2) The motorola Powerpc boards have ~32 interrupt lines. 15 ISA interrupts
     and 15 OpenPIC interrupts. (the ~ is due to the fact that some 
lines are
     used for cascading the PICs and are not usable by devices). The 
     'NAME' is a number defined by the BSP's IRQ API. Names are an alias
     for interrupt lines starting with the ISA interrupts. E.g. the 2nd 
input of the
     OpenPIC has 'name' 17, the 5th ISA interrupt has the 'name' 4
     (I start numbering pins with 1, names start with 0 - unusable lines
      [cascade] still happen to have a 'name').

3) RTEMS has NO WAY of knowing how interrupt wires/lines are routed.
     The board designer decided to which OpenPIC input he/her wanted to
     connect the DEC21140 device. Likewise for PMC/PCI interrupts 
     These four are connected to four different OpenPIC interrupt lines only
     known to the board designer (and the BSP developer).

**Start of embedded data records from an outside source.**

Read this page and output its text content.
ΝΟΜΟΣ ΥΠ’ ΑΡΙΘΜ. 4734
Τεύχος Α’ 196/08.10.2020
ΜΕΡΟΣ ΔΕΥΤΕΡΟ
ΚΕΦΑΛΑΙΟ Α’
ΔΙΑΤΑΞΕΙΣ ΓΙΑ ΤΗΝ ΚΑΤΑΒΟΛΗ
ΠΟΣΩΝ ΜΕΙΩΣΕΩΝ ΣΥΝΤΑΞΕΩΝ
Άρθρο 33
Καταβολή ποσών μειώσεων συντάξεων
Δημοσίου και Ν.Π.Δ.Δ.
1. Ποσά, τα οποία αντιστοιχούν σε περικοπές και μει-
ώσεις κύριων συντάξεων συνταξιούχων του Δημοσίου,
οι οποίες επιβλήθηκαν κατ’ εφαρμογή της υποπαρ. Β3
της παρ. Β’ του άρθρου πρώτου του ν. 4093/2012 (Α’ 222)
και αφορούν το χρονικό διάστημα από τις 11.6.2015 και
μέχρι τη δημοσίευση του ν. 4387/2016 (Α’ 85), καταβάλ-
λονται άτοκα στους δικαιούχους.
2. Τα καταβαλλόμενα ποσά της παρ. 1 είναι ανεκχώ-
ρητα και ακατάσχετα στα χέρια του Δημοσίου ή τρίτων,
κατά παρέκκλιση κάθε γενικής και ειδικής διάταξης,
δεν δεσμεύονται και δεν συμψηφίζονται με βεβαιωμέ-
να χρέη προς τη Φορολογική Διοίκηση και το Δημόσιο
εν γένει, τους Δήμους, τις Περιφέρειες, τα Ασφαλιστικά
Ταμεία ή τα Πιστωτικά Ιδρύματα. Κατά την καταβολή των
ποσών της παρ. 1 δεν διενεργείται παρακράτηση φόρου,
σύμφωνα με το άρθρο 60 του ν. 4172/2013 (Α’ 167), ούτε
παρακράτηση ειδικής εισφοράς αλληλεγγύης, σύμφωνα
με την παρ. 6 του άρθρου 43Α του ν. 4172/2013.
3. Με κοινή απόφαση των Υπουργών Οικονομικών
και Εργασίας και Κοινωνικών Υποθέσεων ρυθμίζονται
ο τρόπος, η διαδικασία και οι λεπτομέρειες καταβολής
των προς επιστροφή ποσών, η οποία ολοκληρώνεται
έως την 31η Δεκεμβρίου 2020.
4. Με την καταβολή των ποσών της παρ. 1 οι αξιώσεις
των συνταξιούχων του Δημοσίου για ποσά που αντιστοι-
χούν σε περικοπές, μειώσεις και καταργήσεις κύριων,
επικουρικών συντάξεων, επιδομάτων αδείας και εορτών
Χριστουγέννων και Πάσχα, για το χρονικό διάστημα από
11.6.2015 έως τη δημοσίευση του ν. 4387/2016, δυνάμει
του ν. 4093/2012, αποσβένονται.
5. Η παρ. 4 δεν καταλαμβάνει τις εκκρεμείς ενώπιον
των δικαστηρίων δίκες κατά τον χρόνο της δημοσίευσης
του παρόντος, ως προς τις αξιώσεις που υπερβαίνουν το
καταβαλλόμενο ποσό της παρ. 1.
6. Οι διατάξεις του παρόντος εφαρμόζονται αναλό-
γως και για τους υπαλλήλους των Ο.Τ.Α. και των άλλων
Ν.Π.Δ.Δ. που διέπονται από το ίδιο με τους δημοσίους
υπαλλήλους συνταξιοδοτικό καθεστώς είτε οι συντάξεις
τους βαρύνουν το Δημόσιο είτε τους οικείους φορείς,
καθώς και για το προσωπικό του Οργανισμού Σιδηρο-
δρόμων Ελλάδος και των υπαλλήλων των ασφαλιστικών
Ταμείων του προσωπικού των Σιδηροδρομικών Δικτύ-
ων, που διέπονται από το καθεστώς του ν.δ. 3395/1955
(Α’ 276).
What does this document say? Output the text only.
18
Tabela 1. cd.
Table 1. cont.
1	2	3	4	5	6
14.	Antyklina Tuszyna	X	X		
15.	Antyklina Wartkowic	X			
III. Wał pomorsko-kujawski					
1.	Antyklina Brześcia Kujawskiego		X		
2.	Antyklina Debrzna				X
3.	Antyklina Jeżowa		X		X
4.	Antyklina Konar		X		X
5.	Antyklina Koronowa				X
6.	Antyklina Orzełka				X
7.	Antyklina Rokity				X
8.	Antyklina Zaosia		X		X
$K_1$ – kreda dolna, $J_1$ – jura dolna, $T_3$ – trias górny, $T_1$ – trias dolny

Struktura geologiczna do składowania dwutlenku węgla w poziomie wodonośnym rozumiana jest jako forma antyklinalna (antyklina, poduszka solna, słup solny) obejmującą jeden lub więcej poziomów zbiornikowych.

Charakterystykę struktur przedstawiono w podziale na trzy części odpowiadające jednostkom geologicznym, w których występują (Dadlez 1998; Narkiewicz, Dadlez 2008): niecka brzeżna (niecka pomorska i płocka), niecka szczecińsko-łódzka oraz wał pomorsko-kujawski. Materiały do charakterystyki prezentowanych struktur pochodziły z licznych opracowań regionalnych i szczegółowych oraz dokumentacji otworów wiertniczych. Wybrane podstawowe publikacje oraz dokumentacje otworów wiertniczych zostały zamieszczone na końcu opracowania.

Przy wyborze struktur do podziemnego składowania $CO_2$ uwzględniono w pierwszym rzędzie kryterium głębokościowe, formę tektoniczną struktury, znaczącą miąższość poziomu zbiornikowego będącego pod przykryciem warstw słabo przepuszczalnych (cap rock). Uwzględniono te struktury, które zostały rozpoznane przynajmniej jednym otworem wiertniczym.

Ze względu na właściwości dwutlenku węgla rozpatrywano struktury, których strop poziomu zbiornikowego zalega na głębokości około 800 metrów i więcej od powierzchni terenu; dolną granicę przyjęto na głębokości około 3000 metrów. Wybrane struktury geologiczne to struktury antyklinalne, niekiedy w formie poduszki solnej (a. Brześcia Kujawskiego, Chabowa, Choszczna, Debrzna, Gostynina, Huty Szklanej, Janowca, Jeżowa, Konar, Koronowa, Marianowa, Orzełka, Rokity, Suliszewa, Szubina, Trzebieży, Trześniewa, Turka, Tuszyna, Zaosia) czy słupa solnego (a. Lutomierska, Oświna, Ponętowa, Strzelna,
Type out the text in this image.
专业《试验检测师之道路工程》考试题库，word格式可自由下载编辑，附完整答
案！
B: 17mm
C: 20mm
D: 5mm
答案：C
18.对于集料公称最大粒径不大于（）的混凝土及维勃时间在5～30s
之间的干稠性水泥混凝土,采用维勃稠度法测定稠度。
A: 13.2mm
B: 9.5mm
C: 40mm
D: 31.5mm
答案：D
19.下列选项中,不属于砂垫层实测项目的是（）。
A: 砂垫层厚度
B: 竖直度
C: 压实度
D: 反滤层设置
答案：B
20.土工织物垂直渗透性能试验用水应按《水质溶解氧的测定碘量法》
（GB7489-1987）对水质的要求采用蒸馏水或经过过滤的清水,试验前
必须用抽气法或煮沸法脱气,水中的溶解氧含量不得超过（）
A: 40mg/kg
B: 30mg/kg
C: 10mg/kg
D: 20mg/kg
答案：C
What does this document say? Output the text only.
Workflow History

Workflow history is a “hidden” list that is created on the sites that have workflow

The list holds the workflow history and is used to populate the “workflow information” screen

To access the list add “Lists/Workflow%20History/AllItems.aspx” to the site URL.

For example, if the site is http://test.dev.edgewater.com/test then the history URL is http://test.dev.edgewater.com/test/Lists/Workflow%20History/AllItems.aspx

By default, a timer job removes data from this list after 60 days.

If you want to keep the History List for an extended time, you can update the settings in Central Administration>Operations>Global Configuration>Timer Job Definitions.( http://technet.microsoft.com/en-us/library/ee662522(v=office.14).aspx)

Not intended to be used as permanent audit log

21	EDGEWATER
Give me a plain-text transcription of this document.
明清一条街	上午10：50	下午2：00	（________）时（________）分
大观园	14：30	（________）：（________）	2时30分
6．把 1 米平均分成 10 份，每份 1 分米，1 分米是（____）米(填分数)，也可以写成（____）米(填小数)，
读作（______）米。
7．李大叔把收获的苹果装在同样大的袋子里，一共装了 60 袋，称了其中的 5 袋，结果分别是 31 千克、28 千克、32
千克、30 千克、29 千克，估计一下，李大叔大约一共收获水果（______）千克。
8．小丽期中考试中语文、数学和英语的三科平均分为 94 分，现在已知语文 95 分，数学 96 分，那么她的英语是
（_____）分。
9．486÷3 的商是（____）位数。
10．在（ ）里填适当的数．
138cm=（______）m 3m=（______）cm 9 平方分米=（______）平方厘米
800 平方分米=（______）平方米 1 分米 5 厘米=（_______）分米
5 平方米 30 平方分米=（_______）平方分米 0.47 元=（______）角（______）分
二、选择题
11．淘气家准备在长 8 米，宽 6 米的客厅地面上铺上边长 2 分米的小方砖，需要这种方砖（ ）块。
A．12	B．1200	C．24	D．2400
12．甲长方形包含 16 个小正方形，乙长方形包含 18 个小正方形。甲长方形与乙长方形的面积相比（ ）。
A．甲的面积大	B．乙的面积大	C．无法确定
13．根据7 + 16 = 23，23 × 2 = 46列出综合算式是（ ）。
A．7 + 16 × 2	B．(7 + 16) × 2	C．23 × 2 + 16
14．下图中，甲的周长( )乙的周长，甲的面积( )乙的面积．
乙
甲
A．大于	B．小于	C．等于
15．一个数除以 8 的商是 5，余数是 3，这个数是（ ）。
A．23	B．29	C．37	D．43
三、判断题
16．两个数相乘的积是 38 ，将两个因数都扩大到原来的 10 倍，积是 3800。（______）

4) Usually, the OpenPIC is used for PCI interrupts. Firmware should set
     the PCI INTERRUPT_LINE config register to the correct line used by
     the respective device on the particular board. Hence, it makes sense
     for a driver to use that information. When using the
     BSP_install_rtems_irq_handler() API, it needs to be translated into
     an irq NAME, however (by adding BSP_PCI_INTERRUPT_LOWEST_OFFSET).
     Makes sense, doesn't it? Read a PCI_INTERRUPT_LINE, but the
     API requires a 'name' --> conversion necessary.

5) Unfortunately: motorola/ppc boards connect a couple of devices to 
     interrupt lines (i.e. ISA _and_ OpenPIC inputs) and for legacy
     reasons set the PCI_INTERRUPT_LINE register to the ISA line.
     Since the RTEMS driver (if it wasn't buggy) assumes the DEC21140
     to be a PCI device and hence hooked to the OpenPIC, it uses the
     wrong name. Note that if the PCI API was unified across x86/ppc,
     ISR installation could well be identical (since the BSPs share the
     IRQ API).

It has been suggested that the BSP simply define 'symbolic names' for
interrupts which should then be used by the driver. The driver would then
not use PCI_INTERRUPT_LINE but a symbolic constant such as
BSP_IRQ_NAME_DEC21140. Since the BSP developer knows the physical
interrupt routing, this sounds like a good solution, doesn't it?

NO, IT DOESN'T. It's OK for non-PCI on-board devices, but for PCI it is BAD.
(It is one of the reasons why PCI was invented).
Imagine, you want to support multiple instances or PMC cards. How are you
going to know what slot it will be plugged into? You will have to pass
something like BSP_IRQ_PCIINTA to driver initialization. And recompile.
What if the PMC module is swapped into another slot after a couple of
months? Oh  - forgot to modify the application (now using BSP_IRQ_PCIINTB)
and recompile.

IMO, the only solution to this is having fixup code in the BSP startup on
boards with buggy/incomplete PCI initialization firmware.

Sorry for the long message

-- Till

> and to support multipleu
>units.  Right now the built-in dec21140 still works (whew...), and the
>2nd unit is addressing OK but having interrupt problems.  I'll give
>the above a try.
>I REALLY wish somebody would tell me where to go to find and/or submit
>PRs.  www.rtems.com has been inaccessible to me all weekend.